History of the "Evansville"

The "Evansville" was a wooden hulled, sternwheel packet. Hull sze was 120.2 feet by 30 feet by 5.2 feet. She had 22 staterooms. The engines were built by C.T. Dumont, and had a 5-foot stroke. Two boilers provided the steam, each being 40 inches in diameter and 26 feet long. The sternwheel was 17 feet in diameter, with 21-foot wide buckets (paddles).

The "Evansville" was launched in Cincinnati in 1880, and operated under that name until 1897. She did most of her early work on the upper Ohio River, often running from Cincinnati to Wheeling (West Virginia), as well as on the Green River. By 1890, she was making trips to Cairo (Illinois), then back to the Green River trade.

She was rebuilt and renamed "Crescent City" in 1897, operating for the Louisville & Nashville Railroad. In 1906, she was again rebuilt, and given her original name, "Evansville".

On July 11, 1919, she sank at Aberdeen, Ky., but was quickly raised.

After many years of operating on the Green River, she pulled into the Bowling Green, Ky. wharf on July 25th, 1931. Supposedly, a carelessly-tossed cigarette started the fire that completely engulfed the old boat, and she was a total loss.

Why This Scale?

I build a lot of riverboat models. Being also into N scale model railroading, I usually build my boats in either HO or N scale. Since these are not kits, but are made from existing photos of real boats, I can resize the photos to use as a guide for modeling.

Building the Model

The first step was collecting the existing photos of the boat. All of the photos on this site are also elsewhere on the Internet, except possibly the 1920 view of her on the ways in Cairo.

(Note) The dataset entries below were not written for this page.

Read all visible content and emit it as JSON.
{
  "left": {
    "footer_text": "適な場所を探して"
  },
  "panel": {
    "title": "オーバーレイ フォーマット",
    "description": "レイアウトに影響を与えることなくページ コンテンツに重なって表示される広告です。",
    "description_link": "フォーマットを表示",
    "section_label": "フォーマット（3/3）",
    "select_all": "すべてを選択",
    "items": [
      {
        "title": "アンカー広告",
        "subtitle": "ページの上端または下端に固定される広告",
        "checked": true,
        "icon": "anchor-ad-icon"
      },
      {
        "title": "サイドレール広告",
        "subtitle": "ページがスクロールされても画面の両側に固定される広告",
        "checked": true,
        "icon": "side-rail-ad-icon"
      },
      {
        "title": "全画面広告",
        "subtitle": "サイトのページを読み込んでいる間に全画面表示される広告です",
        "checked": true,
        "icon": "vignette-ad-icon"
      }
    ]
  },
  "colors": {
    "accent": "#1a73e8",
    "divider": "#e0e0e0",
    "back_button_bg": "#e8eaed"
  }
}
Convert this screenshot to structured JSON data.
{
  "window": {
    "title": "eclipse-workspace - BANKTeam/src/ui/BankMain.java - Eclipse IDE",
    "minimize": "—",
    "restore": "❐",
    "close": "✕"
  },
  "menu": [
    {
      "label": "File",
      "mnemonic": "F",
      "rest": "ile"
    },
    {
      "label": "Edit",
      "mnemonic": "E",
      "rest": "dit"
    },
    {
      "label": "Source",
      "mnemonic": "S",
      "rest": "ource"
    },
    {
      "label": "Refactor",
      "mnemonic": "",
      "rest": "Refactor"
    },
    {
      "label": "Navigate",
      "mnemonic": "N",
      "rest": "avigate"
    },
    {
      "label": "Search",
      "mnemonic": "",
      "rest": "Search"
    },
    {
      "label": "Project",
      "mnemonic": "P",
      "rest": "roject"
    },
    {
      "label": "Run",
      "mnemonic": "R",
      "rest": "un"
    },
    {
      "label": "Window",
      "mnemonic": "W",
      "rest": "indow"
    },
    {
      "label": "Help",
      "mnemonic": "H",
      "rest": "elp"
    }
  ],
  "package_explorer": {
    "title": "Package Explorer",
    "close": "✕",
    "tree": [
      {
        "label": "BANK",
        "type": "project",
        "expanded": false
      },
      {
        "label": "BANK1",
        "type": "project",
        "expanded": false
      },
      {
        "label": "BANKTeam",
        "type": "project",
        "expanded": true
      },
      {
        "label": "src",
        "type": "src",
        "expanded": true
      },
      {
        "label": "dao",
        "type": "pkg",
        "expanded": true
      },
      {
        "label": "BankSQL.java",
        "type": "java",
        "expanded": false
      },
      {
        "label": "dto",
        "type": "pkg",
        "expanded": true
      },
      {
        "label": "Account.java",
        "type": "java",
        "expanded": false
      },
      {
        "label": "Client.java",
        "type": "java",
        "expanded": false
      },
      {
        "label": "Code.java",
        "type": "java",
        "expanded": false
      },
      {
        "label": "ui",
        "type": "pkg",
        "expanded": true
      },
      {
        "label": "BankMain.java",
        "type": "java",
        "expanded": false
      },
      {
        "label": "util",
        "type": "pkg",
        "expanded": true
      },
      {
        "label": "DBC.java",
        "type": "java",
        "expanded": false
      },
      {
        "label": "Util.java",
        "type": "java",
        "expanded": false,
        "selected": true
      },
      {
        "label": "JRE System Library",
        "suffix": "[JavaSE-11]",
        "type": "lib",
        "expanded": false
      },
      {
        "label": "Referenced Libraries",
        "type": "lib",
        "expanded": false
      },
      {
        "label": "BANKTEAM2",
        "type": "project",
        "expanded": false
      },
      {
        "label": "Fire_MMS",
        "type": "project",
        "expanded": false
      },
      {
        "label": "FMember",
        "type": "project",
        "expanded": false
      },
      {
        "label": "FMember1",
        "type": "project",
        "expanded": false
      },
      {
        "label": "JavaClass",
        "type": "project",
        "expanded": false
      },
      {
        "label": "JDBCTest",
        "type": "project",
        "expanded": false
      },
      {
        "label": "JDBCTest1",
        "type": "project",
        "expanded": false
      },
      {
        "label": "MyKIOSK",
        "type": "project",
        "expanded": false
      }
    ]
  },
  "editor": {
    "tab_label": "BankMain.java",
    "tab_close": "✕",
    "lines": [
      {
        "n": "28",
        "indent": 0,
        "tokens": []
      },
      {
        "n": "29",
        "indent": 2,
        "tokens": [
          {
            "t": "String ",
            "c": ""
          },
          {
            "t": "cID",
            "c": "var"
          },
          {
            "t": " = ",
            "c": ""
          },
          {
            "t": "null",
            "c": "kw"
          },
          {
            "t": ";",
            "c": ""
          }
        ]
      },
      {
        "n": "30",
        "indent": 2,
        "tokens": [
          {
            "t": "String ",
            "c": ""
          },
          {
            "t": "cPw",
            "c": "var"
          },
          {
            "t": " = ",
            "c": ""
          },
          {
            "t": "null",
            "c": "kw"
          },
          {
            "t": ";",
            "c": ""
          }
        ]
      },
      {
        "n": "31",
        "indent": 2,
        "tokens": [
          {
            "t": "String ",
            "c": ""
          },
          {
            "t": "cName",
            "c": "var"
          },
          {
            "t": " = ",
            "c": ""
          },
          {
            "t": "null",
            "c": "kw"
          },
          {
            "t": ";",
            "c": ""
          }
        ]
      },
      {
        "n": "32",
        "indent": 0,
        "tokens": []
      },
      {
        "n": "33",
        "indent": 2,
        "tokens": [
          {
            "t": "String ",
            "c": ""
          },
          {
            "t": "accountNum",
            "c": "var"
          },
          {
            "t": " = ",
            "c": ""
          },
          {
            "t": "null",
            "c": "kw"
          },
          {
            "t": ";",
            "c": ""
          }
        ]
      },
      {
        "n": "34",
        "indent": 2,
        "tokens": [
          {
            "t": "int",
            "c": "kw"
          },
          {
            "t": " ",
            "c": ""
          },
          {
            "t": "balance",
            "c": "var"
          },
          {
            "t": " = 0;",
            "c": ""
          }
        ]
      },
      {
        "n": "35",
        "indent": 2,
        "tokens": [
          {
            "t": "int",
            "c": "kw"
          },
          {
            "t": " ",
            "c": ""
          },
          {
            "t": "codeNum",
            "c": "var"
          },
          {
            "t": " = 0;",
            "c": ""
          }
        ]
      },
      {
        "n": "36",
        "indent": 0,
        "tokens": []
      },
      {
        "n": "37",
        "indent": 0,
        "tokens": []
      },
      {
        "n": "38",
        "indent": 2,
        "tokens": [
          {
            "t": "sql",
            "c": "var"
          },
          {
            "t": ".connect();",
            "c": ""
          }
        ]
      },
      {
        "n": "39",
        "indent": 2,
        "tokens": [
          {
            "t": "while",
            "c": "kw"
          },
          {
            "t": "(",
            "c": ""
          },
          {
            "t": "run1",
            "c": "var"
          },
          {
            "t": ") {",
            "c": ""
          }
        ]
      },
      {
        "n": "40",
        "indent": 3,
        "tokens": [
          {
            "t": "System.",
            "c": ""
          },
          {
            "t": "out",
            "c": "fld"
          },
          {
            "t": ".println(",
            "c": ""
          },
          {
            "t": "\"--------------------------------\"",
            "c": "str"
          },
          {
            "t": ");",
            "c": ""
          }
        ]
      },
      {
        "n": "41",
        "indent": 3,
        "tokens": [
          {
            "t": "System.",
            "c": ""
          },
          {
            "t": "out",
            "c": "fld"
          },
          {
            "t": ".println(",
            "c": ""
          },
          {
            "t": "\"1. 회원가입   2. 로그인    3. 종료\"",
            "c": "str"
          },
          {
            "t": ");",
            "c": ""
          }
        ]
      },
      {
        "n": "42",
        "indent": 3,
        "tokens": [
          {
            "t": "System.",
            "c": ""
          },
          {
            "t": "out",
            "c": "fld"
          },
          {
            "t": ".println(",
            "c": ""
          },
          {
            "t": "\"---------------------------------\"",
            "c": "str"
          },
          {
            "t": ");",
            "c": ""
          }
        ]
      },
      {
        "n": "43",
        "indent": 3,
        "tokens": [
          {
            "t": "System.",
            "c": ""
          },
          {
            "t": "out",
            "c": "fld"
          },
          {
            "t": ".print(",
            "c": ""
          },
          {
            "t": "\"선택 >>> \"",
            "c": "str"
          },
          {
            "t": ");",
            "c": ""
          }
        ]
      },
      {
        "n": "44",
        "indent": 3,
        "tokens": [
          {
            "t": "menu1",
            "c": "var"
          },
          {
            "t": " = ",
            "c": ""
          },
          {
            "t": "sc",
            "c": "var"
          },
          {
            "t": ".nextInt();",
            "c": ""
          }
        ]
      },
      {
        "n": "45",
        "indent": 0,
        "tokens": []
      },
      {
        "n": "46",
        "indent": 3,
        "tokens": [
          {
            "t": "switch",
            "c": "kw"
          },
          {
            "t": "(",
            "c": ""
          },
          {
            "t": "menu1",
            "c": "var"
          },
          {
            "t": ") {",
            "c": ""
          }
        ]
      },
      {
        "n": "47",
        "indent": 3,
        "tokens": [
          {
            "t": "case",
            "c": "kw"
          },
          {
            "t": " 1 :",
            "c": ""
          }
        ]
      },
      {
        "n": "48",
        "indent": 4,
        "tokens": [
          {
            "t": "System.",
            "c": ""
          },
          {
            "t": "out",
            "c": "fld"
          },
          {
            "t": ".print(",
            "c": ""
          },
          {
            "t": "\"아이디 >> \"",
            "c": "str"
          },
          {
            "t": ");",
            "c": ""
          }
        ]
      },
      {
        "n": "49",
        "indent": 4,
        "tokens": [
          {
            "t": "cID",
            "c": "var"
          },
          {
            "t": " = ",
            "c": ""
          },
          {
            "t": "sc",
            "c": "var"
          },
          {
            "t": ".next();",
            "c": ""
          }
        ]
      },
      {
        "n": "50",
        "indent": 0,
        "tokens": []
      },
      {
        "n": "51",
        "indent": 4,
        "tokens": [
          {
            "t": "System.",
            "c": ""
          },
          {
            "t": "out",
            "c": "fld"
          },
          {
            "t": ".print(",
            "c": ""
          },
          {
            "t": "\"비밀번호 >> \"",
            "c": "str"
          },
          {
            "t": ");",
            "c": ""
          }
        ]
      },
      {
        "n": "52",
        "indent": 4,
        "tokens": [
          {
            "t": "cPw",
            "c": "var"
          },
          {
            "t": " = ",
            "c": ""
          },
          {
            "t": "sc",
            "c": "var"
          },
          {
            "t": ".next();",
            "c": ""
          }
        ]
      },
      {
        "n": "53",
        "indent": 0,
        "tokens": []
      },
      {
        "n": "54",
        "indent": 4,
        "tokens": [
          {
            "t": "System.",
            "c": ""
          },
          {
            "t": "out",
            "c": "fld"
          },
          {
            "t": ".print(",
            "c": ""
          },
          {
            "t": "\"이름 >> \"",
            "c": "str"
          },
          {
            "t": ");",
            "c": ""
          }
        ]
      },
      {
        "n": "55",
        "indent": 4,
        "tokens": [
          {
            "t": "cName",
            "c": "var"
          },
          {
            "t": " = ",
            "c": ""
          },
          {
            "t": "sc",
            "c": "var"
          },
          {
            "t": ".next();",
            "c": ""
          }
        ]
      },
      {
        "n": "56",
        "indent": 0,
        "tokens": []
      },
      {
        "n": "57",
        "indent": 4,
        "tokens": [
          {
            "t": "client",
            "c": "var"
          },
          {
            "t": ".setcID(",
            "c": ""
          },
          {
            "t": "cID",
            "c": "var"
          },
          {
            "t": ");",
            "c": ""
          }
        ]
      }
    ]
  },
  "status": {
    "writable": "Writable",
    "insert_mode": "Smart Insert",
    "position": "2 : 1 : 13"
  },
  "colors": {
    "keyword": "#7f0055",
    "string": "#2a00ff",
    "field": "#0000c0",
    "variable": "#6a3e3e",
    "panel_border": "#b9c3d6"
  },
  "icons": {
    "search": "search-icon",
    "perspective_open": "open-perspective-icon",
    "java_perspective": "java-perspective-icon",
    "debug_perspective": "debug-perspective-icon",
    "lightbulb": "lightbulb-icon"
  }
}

Having the wonderful Adobe Illustrator program on my computer, I was quickly able to enlarge the two port side views to 1/160. After tracing the features, I made one tracing in red, and the other in blue. I overlaid the two tracings, and combined them into one overall port side view, which was then resized (again) to the 1/160 length I had laid out. This was the basis for my hull and deck drawings. All drawings were modified, multiple times, to fit the available photos. (Even after cutting the boiler deck, I found that it was too narrow, so my drawings were modified and new plastic was cut.)

With decent drawings in hand, I pulled a sheet of .030" styrene from my collection, laid out the larger pieces, and proceeded to cut. Although the Boiler Deck was cut, at this stage, it was too narrow. The Texas Deck remained in a template stage, at this point. Here is the result.
Here is the waterline hull and Main Deck. The elevations for the top of the hull were taken from the combined port side photos.
Here, I've started laying out the Main Deck, including the location of the boilers, stairs, and capstan. The engine room side walls are in place. A lot of the placement came from a general knowledge of the layout of a sternwheel packet. I recommend Alan Bates' excellent book, The Western Rivers Steamboat Cyclopedium.
This is a test fit of the Boiler Deck on top of the Main Deck. (No, the Boiler Deck was not the deck where the boilers were located!) The Boiler deck shown is the original one. A wider one was later cut.
Here is my build of the boiler assembly. The firebox is located underneath. The round structure going across the tops of the boilers is the steam drum. The structure on the far end is the flue, which will hook up to the bottoms of the two smoke stacks. The tops of the boilers were covered with a heat-resistant mixture. I believe it was mud and asbestos, but can't recall.